Can schools and colleges provide counselling? There’s an extra cost implication of course, so schools should be proactive in accessing counselling for individual students where this is available through the local authority, although even here there can be waiting lists. A school should know what additional support is available in a local area and nationally (most often through charities) and feel comfortable in signposting families towards these, in accordance with existing safeguarding procedures. There is a strong argument for encouraging teaching and support staff to undertake training in basic counselling skills, however. The idea wouldn’t be to train them as counsellors, but to equip them with basic listening skills for engaging with students as needed.
I stress again that many schools already do many of these things. Some even have a member of staff with SEMH within his or her remit.
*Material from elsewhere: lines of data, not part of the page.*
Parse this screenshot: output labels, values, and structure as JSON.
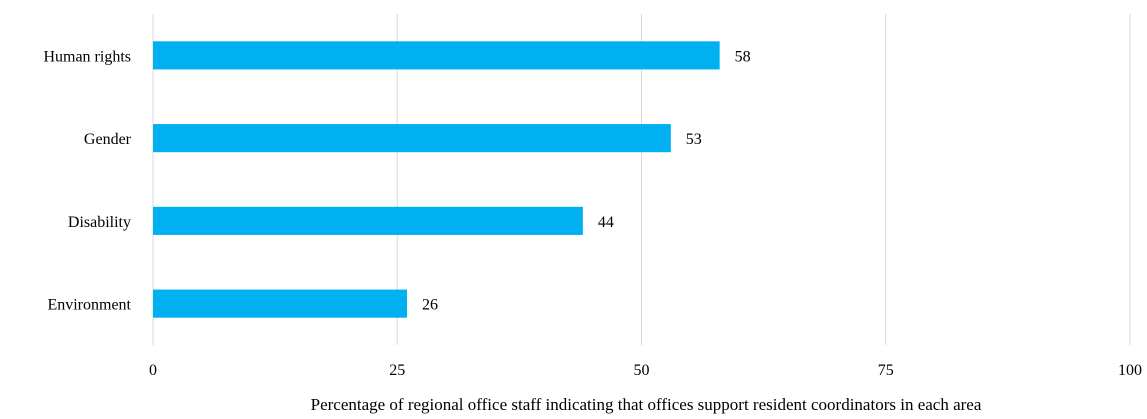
{
  "chart_data": {
    "type": "bar",
    "orientation": "horizontal",
    "categories": [
      "Human rights",
      "Gender",
      "Disability",
      "Environment"
    ],
    "values": [
      58,
      53,
      44,
      26
    ],
    "xlabel": "Percentage of regional office staff indicating that offices support resident coordinators in each area",
    "ylabel": "",
    "xlim": [
      0,
      100
    ],
    "xticks": [
      0,
      25,
      50,
      75,
      100
    ],
    "grid": "vertical",
    "legend": "none",
    "data_labels": true,
    "bar_color": "#00b0f0",
    "grid_color": "#d9d9d9"
  }
}
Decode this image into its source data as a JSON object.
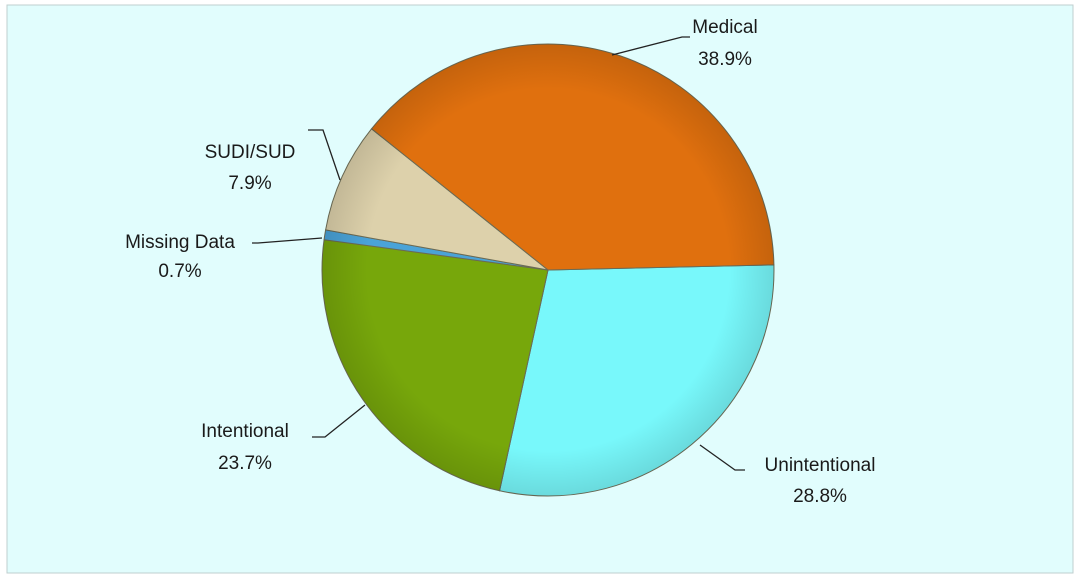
{
  "chart_data": {
    "type": "pie",
    "categories": [
      "Unintentional",
      "Intentional",
      "Missing Data",
      "SUDI/SUD",
      "Medical"
    ],
    "values": [
      28.8,
      23.7,
      0.7,
      7.9,
      38.9
    ],
    "value_labels": [
      "28.8%",
      "23.7%",
      "0.7%",
      "7.9%",
      "38.9%"
    ],
    "colors": [
      "#78f8fb",
      "#77a70b",
      "#4aa3d8",
      "#ddd1ab",
      "#e0700e"
    ]
  }
}
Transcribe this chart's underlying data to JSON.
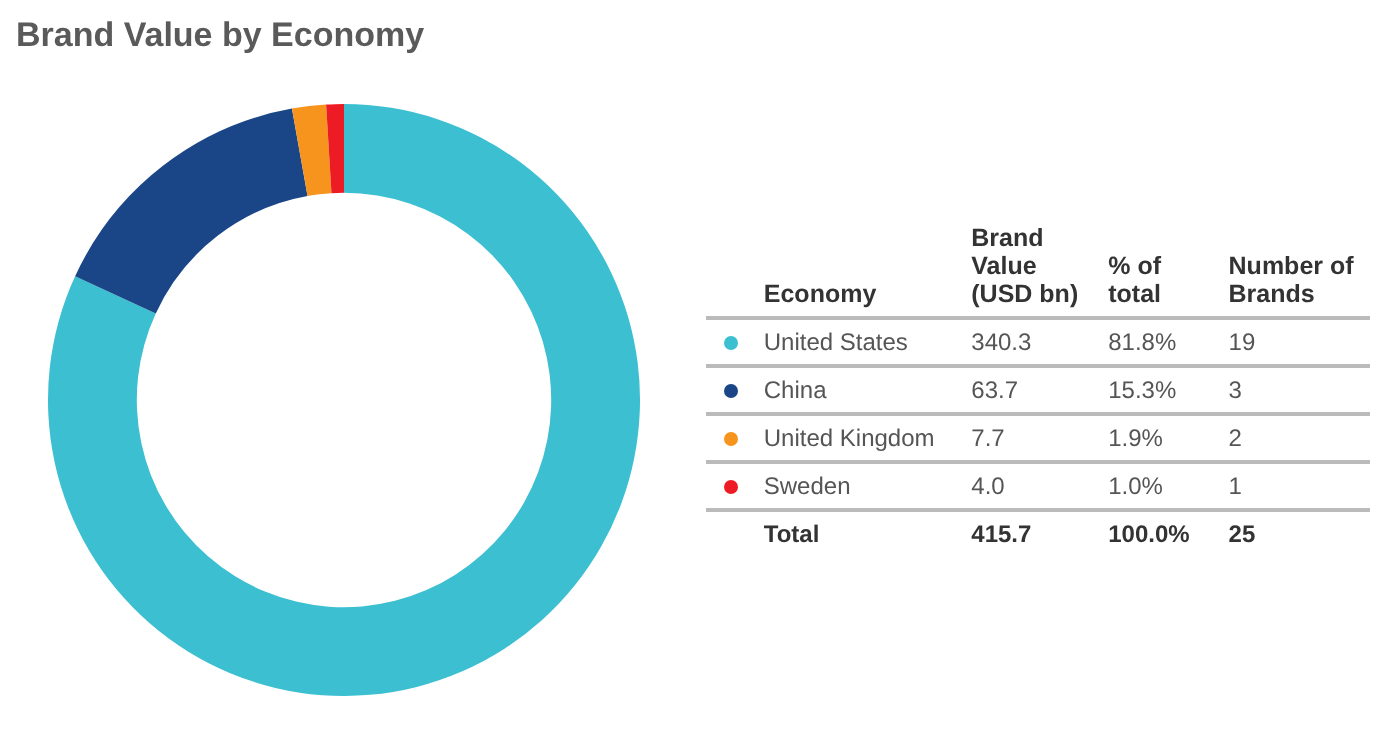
{
  "chart_data": {
    "type": "donut",
    "title": "Brand Value by Economy",
    "legend_title": "Economy",
    "legend": "right",
    "categories": [
      "United States",
      "China",
      "United Kingdom",
      "Sweden"
    ],
    "colors": [
      "#3bbfd1",
      "#1a4687",
      "#f7941d",
      "#ed1c24"
    ],
    "series": [
      {
        "name": "Brand Value (USD bn)",
        "values": [
          340.3,
          63.7,
          7.7,
          4.0
        ],
        "value_labels": [
          "340.3",
          "63.7",
          "7.7",
          "4.0"
        ]
      }
    ],
    "annotations": [
      "% of total",
      "81.8%",
      "15.3%",
      "1.9%",
      "1.0%",
      "Number of Brands",
      "19",
      "3",
      "2",
      "1"
    ],
    "totals": [
      "Total",
      "415.7",
      "100.0%",
      "25"
    ]
  }
}
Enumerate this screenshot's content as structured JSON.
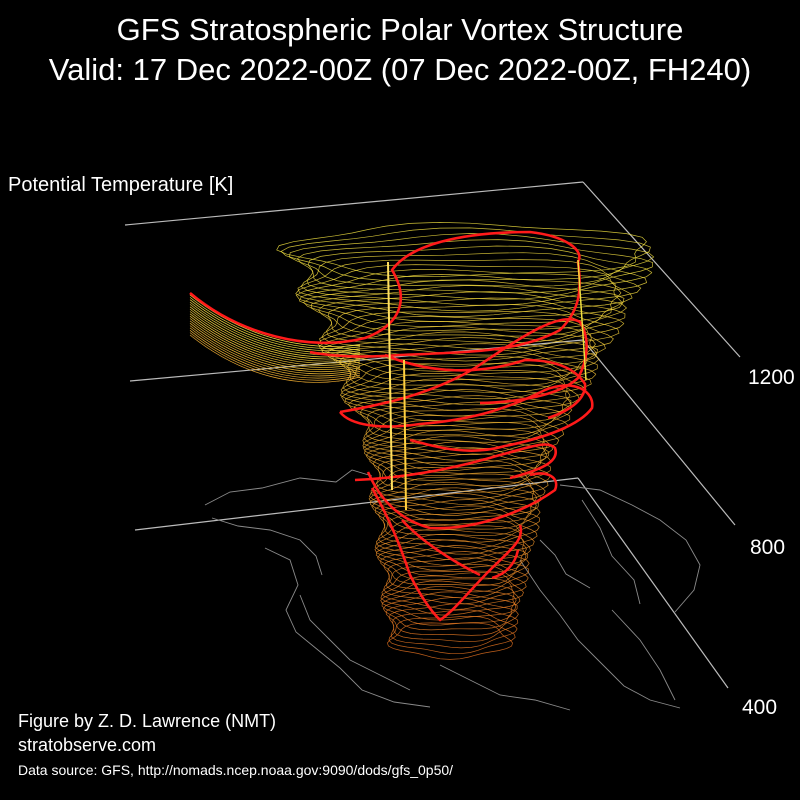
{
  "title_line1": "GFS Stratospheric Polar Vortex Structure",
  "title_line2": "Valid: 17 Dec 2022-00Z  (07 Dec 2022-00Z, FH240)",
  "axis": {
    "label": "Potential Temperature [K]",
    "ticks": [
      "1200",
      "800",
      "400"
    ]
  },
  "credits": {
    "author": "Figure by Z. D. Lawrence (NMT)",
    "website": "stratobserve.com",
    "source": "Data source: GFS, http://nomads.ncep.noaa.gov:9090/dods/gfs_0p50/"
  },
  "colors": {
    "background": "#000000",
    "axes": "#bbbbbb",
    "coastline": "#8a8a8a",
    "contour_low": "#e07020",
    "contour_high": "#f0e040",
    "highlight": "#ff1a1a"
  }
}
But in order to ensure complete consistency in all settings, and to make sure the protocols are satisfactory and being monitored, a good SEMH policy would enable these issues to be drawn together in one useful document, and make sure that any child in any school has access to some kind of support, rather than being left to just ‘get on with it’ alone.
Finally, I would like to add that a good SEMH policy would mention staff wellbeing as well, but the details of this are outside the scope of this post.

The bigger picture

It’s clear that CAMHS is struggling. Waiting times are all too often far too long. The Pandemic has piled more pressure on young people and the services they need. Meanwhile, schools must continue to do their best in even more trying circumstances.
The 2021 Childrens Commissioner’s report cited above addresses the impact of government programmes (three major initiatives in the last five years) which pledged to improve children’s and young people’s mental health provision and outcomes. The recommendations from the Commissioner’s report are clear, as is the message that government must be far more ambitious in its aims and strict in meeting its targets.
A new report published in January 2021 from the Education Policy Institute also provides clear policy recommendations, most of which are aimed at tightening up existing school-based provision and bolstering links with CAMHS.
These recommendations, along with many others made by similar organisations and third sector bodies, would all make for a far better system, and one better equipped to tackle the long-term effects of Covid-19 on mental health. The pandemic’s effect on the mood of young people, and the likely increase in demand for mental health services, means that existing plans for all CAMHS and related services need to be scaled up accordingly as a matter of absolute priority.

Mark Williams is Secretary of the Fabian Education Policy Group. A qualified teacher and experienced school governor, he takes a keen interest in the whole area of children and young people’s mental health.